Inhalt beider Schriften war die Strafbarkeit von Amtstierärzt:innen wegen Beihilfe zur Tierquälerei nach deutschem bzw. österreichischem Recht (§ 17 Nr. 2 b TierSchG bzw. § 222 Abs. 1 Nr. 1 ö. StGB). Auch ihre Garantenstellung für die in ihrem Verantwortungsbereich stehenden Tiere und eine mögliche Strafbarkeit durch Unterlassen wurde thematisiert.

Die Veterinär:innen, die nun um die möglichen strafrechtlichen Folgen ihres Handelns wussten, verweigerten nun die Abfertigung von Hochrisikotransporten, bei denen die EU-Standards nicht gewährleistet werden konnten.

Das „Sammelstellen-Hopping“

Dessen ungeachtet gibt es einige wenige, die in ihren Landkreisen weiterhin Transporte in Hochrisikogebiete abfertigen. Diese uneinheitliche Vorgehensweise hat zu einer unschönen Entwicklung geführt: Transportunternehmen aus der gesamten Republik nutzen das sogenannte „Sammelstellen-Hopping“, bei dem sie sich zur Genehmigung in die Landkreise begeben, in denen weiterhin Abfertigungen erfolgen.[3]Mehr hierzu in Teil I dieser Themenreihe: Tiertransporte aus der EU in Drittstaaten – eine juristische Odysee (Teil I) Für die Tiere bedeutet dies oft hunderte Kilometer und mehrere Stunden Umweg, die sie in den Transportfahrzeugen ausharren müssen.

Die verwaltungsgerichtlichen Eilrechtsschutzverfahren

Als wäre es nicht schon bezeichnend genug, dass einige Tierärzt:innen ihre Rolle als Garant für den Schutz der von ihnen betreuten Tiere erst dann ernst nehmen, wenn sie eine Strafverfolgung fürchten, so wird ihnen jenes neue, EU-rechtskonforme Verhalten von der Judikative zusätzlich erschwert: In einer Reihe von Eilverfahren, welche Transportunternehmen nach Verweigerung von Abfertigungen ihrer Transporte gegen die zuständigen Veterinärämter angestrengt hatten, kippten die Gerichte zumeist jene Verweigerungen.

Diese argumentierten zumeist damit, dass die verfassungsrechtlich geschützte Eigentumsfreiheit (Art. 14 I GG) und die ökonomischen Interessen des Transportunternehmens höher zu gewichten seien als die bloße Staatszielbestimmung des Tierschutzes (Art. 20 a GG) und die einfachgesetzlichen Regelungen.

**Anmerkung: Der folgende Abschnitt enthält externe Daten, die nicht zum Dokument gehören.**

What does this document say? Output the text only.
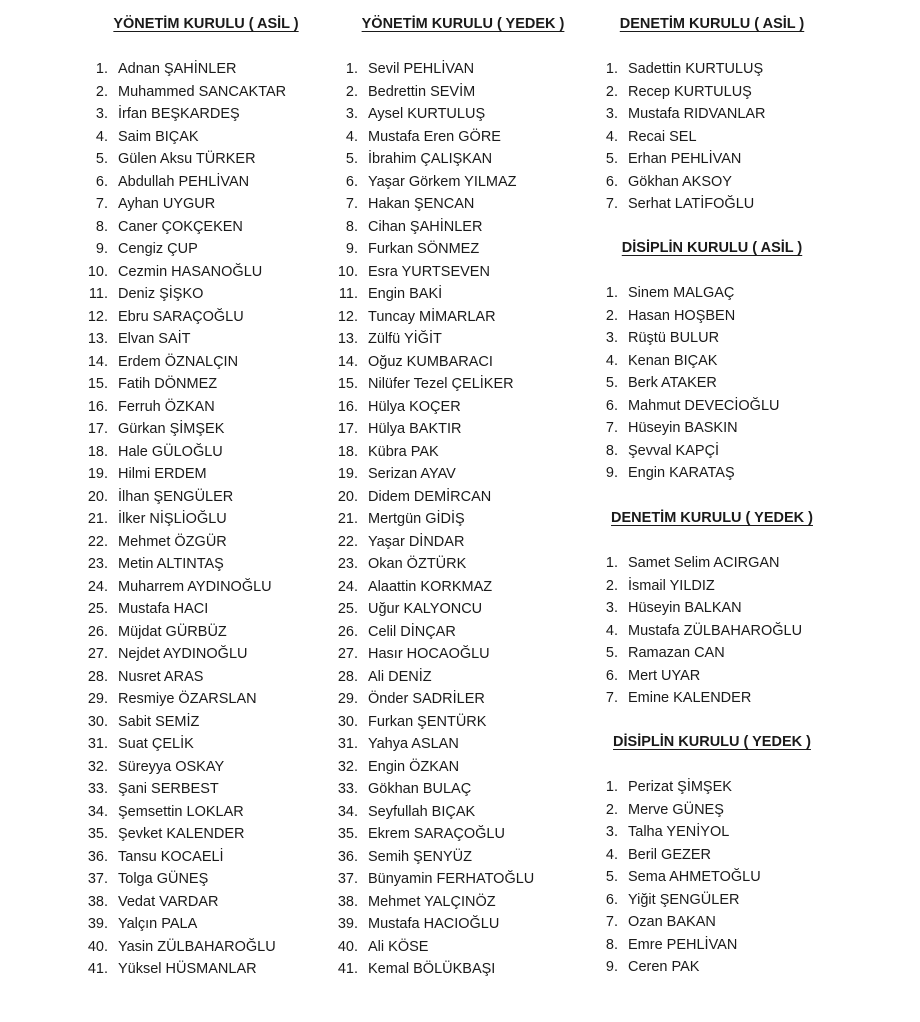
YÖNETİM KURULU ( ASİL )
1. Adnan ŞAHİNLER
2. Muhammed SANCAKTAR
3. İrfan BEŞKARDEŞ
4. Saim BIÇAK
5. Gülen Aksu TÜRKER
6. Abdullah PEHLİVAN
7. Ayhan UYGUR
8. Caner ÇOKÇEKEN
9. Cengiz ÇUP
10. Cezmin HASANOĞLU
11. Deniz ŞİŞKO
12. Ebru SARAÇOĞLU
13. Elvan SAİT
14. Erdem ÖZNALÇIN
15. Fatih DÖNMEZ
16. Ferruh ÖZKAN
17. Gürkan ŞİMŞEK
18. Hale GÜLOĞLU
19. Hilmi ERDEM
20. İlhan ŞENGÜLER
21. İlker NİŞLİOĞLU
22. Mehmet ÖZGÜR
23. Metin ALTINTAŞ
24. Muharrem AYDINOĞLU
25. Mustafa HACI
26. Müjdat GÜRBÜZ
27. Nejdet AYDINOĞLU
28. Nusret ARAS
29. Resmiye ÖZARSLAN
30. Sabit SEMİZ
31. Suat ÇELİK
32. Süreyya OSKAY
33. Şani SERBEST
34. Şemsettin LOKLAR
35. Şevket KALENDER
36. Tansu KOCAELİ
37. Tolga GÜNEŞ
38. Vedat VARDAR
39. Yalçın PALA
40. Yasin ZÜLBAHAROĞLU
41. Yüksel HÜSMANLAR
YÖNETİM KURULU ( YEDEK )
1. Sevil PEHLİVAN
2. Bedrettin SEVİM
3. Aysel KURTULUŞ
4. Mustafa Eren GÖRE
5. İbrahim ÇALIŞKAN
6. Yaşar Görkem YILMAZ
7. Hakan ŞENCAN
8. Cihan ŞAHİNLER
9. Furkan SÖNMEZ
10. Esra YURTSEVEN
11. Engin BAKİ
12. Tuncay MİMARLAR
13. Zülfü YİĞİT
14. Oğuz KUMBARACI
15. Nilüfer Tezel ÇELİKER
16. Hülya KOÇER
17. Hülya BAKTIR
18. Kübra PAK
19. Serizan AYAV
20. Didem DEMİRCAN
21. Mertgün GİDİŞ
22. Yaşar DİNDAR
23. Okan ÖZTÜRK
24. Alaattin KORKMAZ
25. Uğur KALYONCU
26. Celil DİNÇAR
27. Hasır HOCAOĞLU
28. Ali DENİZ
29. Önder SADRİLER
30. Furkan ŞENTÜRK
31. Yahya ASLAN
32. Engin ÖZKAN
33. Gökhan BULAÇ
34. Seyfullah BIÇAK
35. Ekrem SARAÇOĞLU
36. Semih ŞENYÜZ
37. Bünyamin FERHATOĞLU
38. Mehmet YALÇINÖZ
39. Mustafa HACIOĞLU
40. Ali KÖSE
41. Kemal BÖLÜKBAŞI
DENETİM KURULU ( ASİL )
1. Sadettin KURTULUŞ
2. Recep KURTULUŞ
3. Mustafa RIDVANLAR
4. Recai SEL
5. Erhan PEHLİVAN
6. Gökhan AKSOY
7. Serhat LATİFOĞLU
DİSİPLİN KURULU ( ASİL )
1. Sinem MALGAÇ
2. Hasan HOŞBEN
3. Rüştü BULUR
4. Kenan BIÇAK
5. Berk ATAKER
6. Mahmut DEVECİOĞLU
7. Hüseyin BASKIN
8. Şevval KAPÇİ
9. Engin KARATAŞ
DENETİM KURULU ( YEDEK )
1. Samet Selim ACIRGAN
2. İsmail YILDIZ
3. Hüseyin BALKAN
4. Mustafa ZÜLBAHAROĞLU
5. Ramazan CAN
6. Mert UYAR
7. Emine KALENDER
DİSİPLİN KURULU ( YEDEK )
1. Perizat ŞİMŞEK
2. Merve GÜNEŞ
3. Talha YENİYOL
4. Beril GEZER
5. Sema AHMETOĞLU
6. Yiğit ŞENGÜLER
7. Ozan BAKAN
8. Emre PEHLİVAN
9. Ceren PAK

Auch sei es in der Hinsicht dem einzelnen Transportunternehmen unzumutbar, die Beweislast für etwaige Verstöße gegen das europäische/deutsche Tierschutzrecht in Drittstaaten zu tragen, so das OVG Münster. Nach dessen Ansicht müsse das Veterinäramt selbst die Beweisführung übernehmen und könne sich nicht auf „generell bekannte Zustände“ in den betreffenden Staaten berufen.[4]Urteil des OVG Münster vom 10.12.2020 – 20 B 1958/20, https://openjur.de/u/2310404.html [zuletzt abgerufen am 07.04.2021].

Und was sagt der EuGH?

Im Widerspruch dazu stellte jedoch der Europäische Gerichtshof (EuGH) im Jahr 2015 fest, dass es sehr wohl dem Transportunternehmen obliegt, einen Transportplan mit wirklichkeitsnahen Angaben zum Ablauf der Fahrt vorzulegen. Der Behörde ist es demnach nur gestattet, einen Transport abzufertigen, sofern die gemachten Angaben des Transporteurs wirklichkeitsnah sind und aus ex-ante-Sicht (also aus Sicht des objektiven Betrachters) auf die Einhaltung der geltenden Schutzstandards vertrauen lassen. Dabei sind alle Angaben in den einzureichenden Papieren zu berücksichtigen: sowohl das Transportfahrzeug, die Route, die realitätsnahe Planung von Wartezeiten und Pausen (für Tiere und auch Fahrer:innen), die Ausstattung der Pausenplätze als auch die zu erwartenden Witterungsbedingungen in Transit- und Zielstaaten.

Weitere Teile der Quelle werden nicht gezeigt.